Requirements to remortgage sooner
Several lenders will consider your remortgage application within six months, but they’ll scrutinise it and only approve it in some instances.
Most eligibility requirements are similar to other mortgages, but you must provide additional documentation depending on why you’re remortgaging. These include:
- A purchase audit trail.
- A solicitor’s confirmation that you’ve requested an update at the Land Registry if they haven’t listed you yet as the owner.
- A completion statement confirming the property’s original purchase price.
- Evidence for increased valuation, such as completed renovations or developments.
Factors To Consider When Remortgaging 6 Months After Property Purchase
You must consider various to determine whether remortgaging six months after the property purchase is the best option. These include:
Early Repayment Charges (ERCs)
You may face penalty charges for exiting before the end of the deal if your current mortgage has ERCs.

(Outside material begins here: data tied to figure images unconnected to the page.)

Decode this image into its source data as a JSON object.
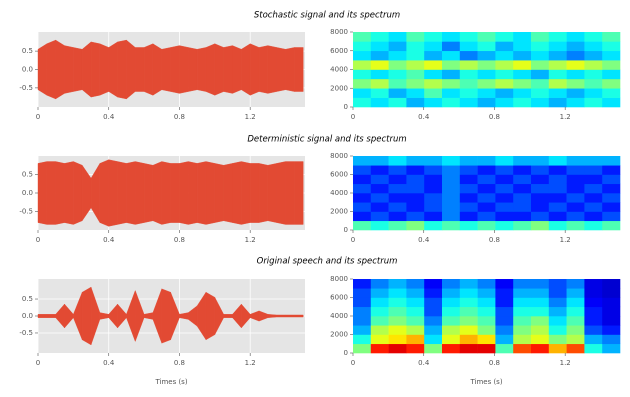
{
  "chart_data": [
    {
      "type": "waveform",
      "title": "Stochastic signal and its spectrum",
      "color": "#e24a33",
      "facecolor": "#e5e5e5",
      "grid": true,
      "x": [
        0,
        0.05,
        0.1,
        0.15,
        0.2,
        0.25,
        0.3,
        0.35,
        0.4,
        0.45,
        0.5,
        0.55,
        0.6,
        0.65,
        0.7,
        0.75,
        0.8,
        0.85,
        0.9,
        0.95,
        1.0,
        1.05,
        1.1,
        1.15,
        1.2,
        1.25,
        1.3,
        1.35,
        1.4,
        1.45,
        1.5
      ],
      "values": [
        0.55,
        0.7,
        0.8,
        0.65,
        0.6,
        0.55,
        0.75,
        0.7,
        0.6,
        0.75,
        0.8,
        0.6,
        0.6,
        0.7,
        0.55,
        0.6,
        0.65,
        0.6,
        0.55,
        0.6,
        0.7,
        0.6,
        0.65,
        0.55,
        0.7,
        0.6,
        0.65,
        0.6,
        0.55,
        0.6,
        0.6
      ],
      "xlim": [
        0,
        1.51
      ],
      "xticks": [
        0,
        0.4,
        0.8,
        1.2
      ],
      "ylim": [
        -1.02,
        1.02
      ],
      "yticks": [
        0.5,
        {
          "value": 0,
          "label": "0.0"
        },
        -0.5
      ]
    },
    {
      "type": "spectrogram",
      "colormap": "jet",
      "xlim": [
        0,
        1.51
      ],
      "xticks": [
        0,
        0.4,
        0.8,
        1.2
      ],
      "ylim": [
        0,
        8000
      ],
      "yticks": [
        0,
        2000,
        4000,
        6000,
        8000
      ],
      "z": [
        [
          0.4,
          0.35,
          0.4,
          0.3,
          0.35,
          0.4,
          0.35,
          0.3,
          0.35,
          0.4,
          0.35,
          0.3,
          0.35,
          0.4,
          0.35
        ],
        [
          0.35,
          0.4,
          0.3,
          0.35,
          0.45,
          0.35,
          0.4,
          0.35,
          0.3,
          0.35,
          0.4,
          0.35,
          0.3,
          0.35,
          0.4
        ],
        [
          0.5,
          0.55,
          0.45,
          0.5,
          0.55,
          0.5,
          0.45,
          0.5,
          0.55,
          0.5,
          0.45,
          0.55,
          0.5,
          0.45,
          0.5
        ],
        [
          0.4,
          0.35,
          0.4,
          0.45,
          0.35,
          0.3,
          0.4,
          0.35,
          0.4,
          0.35,
          0.3,
          0.4,
          0.35,
          0.4,
          0.35
        ],
        [
          0.55,
          0.6,
          0.5,
          0.55,
          0.6,
          0.5,
          0.55,
          0.5,
          0.55,
          0.6,
          0.5,
          0.55,
          0.6,
          0.55,
          0.5
        ],
        [
          0.35,
          0.3,
          0.35,
          0.4,
          0.3,
          0.35,
          0.25,
          0.3,
          0.35,
          0.3,
          0.35,
          0.3,
          0.25,
          0.3,
          0.35
        ],
        [
          0.4,
          0.35,
          0.3,
          0.4,
          0.35,
          0.25,
          0.35,
          0.4,
          0.3,
          0.35,
          0.4,
          0.35,
          0.3,
          0.35,
          0.4
        ],
        [
          0.45,
          0.4,
          0.35,
          0.45,
          0.4,
          0.35,
          0.4,
          0.45,
          0.4,
          0.35,
          0.45,
          0.4,
          0.35,
          0.4,
          0.45
        ]
      ]
    },
    {
      "type": "waveform",
      "title": "Deterministic signal and its spectrum",
      "color": "#e24a33",
      "facecolor": "#e5e5e5",
      "grid": true,
      "x": [
        0,
        0.05,
        0.1,
        0.15,
        0.2,
        0.25,
        0.3,
        0.35,
        0.4,
        0.45,
        0.5,
        0.55,
        0.6,
        0.65,
        0.7,
        0.75,
        0.8,
        0.85,
        0.9,
        0.95,
        1.0,
        1.05,
        1.1,
        1.15,
        1.2,
        1.25,
        1.3,
        1.35,
        1.4,
        1.45,
        1.5
      ],
      "values": [
        0.8,
        0.85,
        0.85,
        0.8,
        0.85,
        0.75,
        0.4,
        0.8,
        0.9,
        0.85,
        0.8,
        0.85,
        0.8,
        0.75,
        0.85,
        0.8,
        0.8,
        0.85,
        0.8,
        0.85,
        0.8,
        0.75,
        0.8,
        0.85,
        0.8,
        0.8,
        0.75,
        0.8,
        0.85,
        0.85,
        0.85
      ],
      "xlim": [
        0,
        1.51
      ],
      "xticks": [
        0,
        0.4,
        0.8,
        1.2
      ],
      "ylim": [
        -1.0,
        1.0
      ],
      "yticks": [
        0.5,
        {
          "value": 0,
          "label": "0.0"
        },
        -0.5
      ]
    },
    {
      "type": "spectrogram",
      "colormap": "jet",
      "xlim": [
        0,
        1.51
      ],
      "xticks": [
        0,
        0.4,
        0.8,
        1.2
      ],
      "ylim": [
        0,
        8000
      ],
      "yticks": [
        0,
        2000,
        4000,
        6000,
        8000
      ],
      "z": [
        [
          0.45,
          0.4,
          0.45,
          0.5,
          0.4,
          0.45,
          0.4,
          0.45,
          0.4,
          0.45,
          0.5,
          0.4,
          0.45,
          0.4,
          0.45
        ],
        [
          0.15,
          0.2,
          0.15,
          0.2,
          0.15,
          0.25,
          0.15,
          0.2,
          0.15,
          0.15,
          0.2,
          0.15,
          0.2,
          0.15,
          0.2
        ],
        [
          0.2,
          0.15,
          0.2,
          0.15,
          0.2,
          0.25,
          0.2,
          0.15,
          0.2,
          0.2,
          0.15,
          0.2,
          0.15,
          0.2,
          0.15
        ],
        [
          0.15,
          0.2,
          0.15,
          0.15,
          0.2,
          0.25,
          0.15,
          0.2,
          0.15,
          0.2,
          0.15,
          0.15,
          0.2,
          0.15,
          0.2
        ],
        [
          0.2,
          0.15,
          0.2,
          0.2,
          0.15,
          0.25,
          0.2,
          0.15,
          0.2,
          0.15,
          0.2,
          0.2,
          0.15,
          0.2,
          0.15
        ],
        [
          0.15,
          0.2,
          0.15,
          0.2,
          0.15,
          0.25,
          0.15,
          0.2,
          0.15,
          0.2,
          0.15,
          0.2,
          0.15,
          0.15,
          0.2
        ],
        [
          0.2,
          0.15,
          0.2,
          0.15,
          0.2,
          0.25,
          0.2,
          0.15,
          0.2,
          0.15,
          0.2,
          0.15,
          0.2,
          0.2,
          0.15
        ],
        [
          0.3,
          0.3,
          0.35,
          0.3,
          0.3,
          0.35,
          0.3,
          0.3,
          0.35,
          0.3,
          0.3,
          0.35,
          0.3,
          0.3,
          0.3
        ]
      ]
    },
    {
      "type": "waveform",
      "title": "Original speech and its spectrum",
      "x_label": "Times (s)",
      "color": "#e24a33",
      "facecolor": "#e5e5e5",
      "grid": true,
      "x": [
        0,
        0.05,
        0.1,
        0.15,
        0.2,
        0.25,
        0.3,
        0.35,
        0.4,
        0.45,
        0.5,
        0.55,
        0.6,
        0.65,
        0.7,
        0.75,
        0.8,
        0.85,
        0.9,
        0.95,
        1.0,
        1.05,
        1.1,
        1.15,
        1.2,
        1.25,
        1.3,
        1.35,
        1.4,
        1.45,
        1.5
      ],
      "values": [
        0.05,
        0.05,
        0.05,
        0.35,
        0.05,
        0.7,
        0.85,
        0.1,
        0.05,
        0.35,
        0.05,
        0.75,
        0.05,
        0.1,
        0.8,
        0.7,
        0.05,
        0.1,
        0.3,
        0.7,
        0.55,
        0.05,
        0.05,
        0.35,
        0.05,
        0.15,
        0.05,
        0.03,
        0.03,
        0.03,
        0.03
      ],
      "xlim": [
        0,
        1.51
      ],
      "xticks": [
        0,
        0.4,
        0.8,
        1.2
      ],
      "ylim": [
        -1.09,
        1.09
      ],
      "yticks": [
        0.5,
        {
          "value": 0,
          "label": "0.0"
        },
        -0.5
      ]
    },
    {
      "type": "spectrogram",
      "colormap": "jet",
      "x_label": "Times (s)",
      "xlim": [
        0,
        1.51
      ],
      "xticks": [
        0,
        0.4,
        0.8,
        1.2
      ],
      "ylim": [
        0,
        8000
      ],
      "yticks": [
        0,
        2000,
        4000,
        6000,
        8000
      ],
      "z": [
        [
          0.5,
          0.85,
          0.9,
          0.85,
          0.5,
          0.85,
          0.9,
          0.9,
          0.45,
          0.8,
          0.85,
          0.7,
          0.8,
          0.4,
          0.3
        ],
        [
          0.4,
          0.6,
          0.65,
          0.7,
          0.35,
          0.6,
          0.7,
          0.65,
          0.3,
          0.55,
          0.6,
          0.5,
          0.55,
          0.3,
          0.25
        ],
        [
          0.3,
          0.55,
          0.6,
          0.55,
          0.3,
          0.55,
          0.6,
          0.5,
          0.25,
          0.5,
          0.55,
          0.4,
          0.5,
          0.2,
          0.15
        ],
        [
          0.25,
          0.45,
          0.5,
          0.45,
          0.25,
          0.45,
          0.5,
          0.45,
          0.2,
          0.45,
          0.5,
          0.35,
          0.45,
          0.15,
          0.1
        ],
        [
          0.25,
          0.4,
          0.45,
          0.4,
          0.2,
          0.4,
          0.45,
          0.4,
          0.2,
          0.4,
          0.4,
          0.3,
          0.4,
          0.15,
          0.1
        ],
        [
          0.2,
          0.35,
          0.4,
          0.35,
          0.2,
          0.35,
          0.4,
          0.35,
          0.15,
          0.35,
          0.35,
          0.25,
          0.35,
          0.12,
          0.1
        ],
        [
          0.2,
          0.3,
          0.35,
          0.3,
          0.15,
          0.3,
          0.35,
          0.3,
          0.15,
          0.3,
          0.3,
          0.2,
          0.3,
          0.1,
          0.08
        ],
        [
          0.15,
          0.25,
          0.3,
          0.25,
          0.12,
          0.25,
          0.3,
          0.25,
          0.12,
          0.25,
          0.25,
          0.2,
          0.25,
          0.1,
          0.08
        ]
      ]
    }
  ]
}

These charges compensate the lender for the interest they would have earned over the fixed term of the mortgage.
The charges usually decrease over time and may not apply once you reach the end of your fixed or introductory period.
Market Conditions
Ensure you monitor interest rates and market conditions when making your decision. You might consider remortgaging when interest rates are lower than your current rate to save money on your monthly payments.
Lender Policies
Different lenders have varying policies regarding when you can remortgage. Some may have specific timeframes or waiting periods, so it’s vital to check your existing mortgage agreement to avoid hefty fees and penalties.
Final Thoughts
The market for remortgaging soon after buying a property is limited and includes many specialist lenders. As a result, it’s better to seek expert advice from brokers experienced in such cases to help you find the best deal.
A mortgage advisor can present the options to you, prepare your application for the best possible outcome, and assist you every step of the way.